Quello che la maggior parte dei giocatori ricordano con più piacere però è sicuramente il clima che si respirava in spogliatoio, dove la squadra si sentiva una famiglia. Lo stesso Hamilton prima della gara ha evidenziato come la cosa che manca di più a tutti i giocatori che si ritirano sia sempre lo spogliatoio, soprattutto in squadre unite come la loro, dove l’assenza di una vera e propria superstar fungeva da collante per rendere ancora più forte una squadra che faceva del gruppo la propria forza.

Alla cerimonia erano presenti anche altri membri di quel memorabile gruppo che hanno avuto modo di prendersi il loro tributo per il titolo vinto.
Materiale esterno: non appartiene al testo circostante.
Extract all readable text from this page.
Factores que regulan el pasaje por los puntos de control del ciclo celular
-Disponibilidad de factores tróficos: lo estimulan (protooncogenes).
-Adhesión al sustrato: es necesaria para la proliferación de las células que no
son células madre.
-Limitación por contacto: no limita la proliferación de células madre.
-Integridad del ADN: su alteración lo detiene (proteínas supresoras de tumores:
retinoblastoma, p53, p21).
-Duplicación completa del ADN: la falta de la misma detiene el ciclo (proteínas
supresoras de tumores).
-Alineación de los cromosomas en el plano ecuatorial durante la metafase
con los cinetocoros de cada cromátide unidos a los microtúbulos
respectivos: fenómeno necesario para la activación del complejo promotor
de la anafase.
Non sono riusciti ad esserci invece l’ex direttore sportivo Joe Dumars e coach Larry Brown, i quali hanno mandato dei video di congratulazioni trasmessi durante la partita, che come dicevamo non ha avuto l’esito sperato per i Pistons: pari 101 a 10 secondi dalla fine, Cunningham ha sbagliato il tiro del potenziale vantaggio e ci ha pensato Bam Adebayo a chiudere i conti dall’altra parte con una tripla sullo scadere, rovinando così la serata di festa dei Pistons.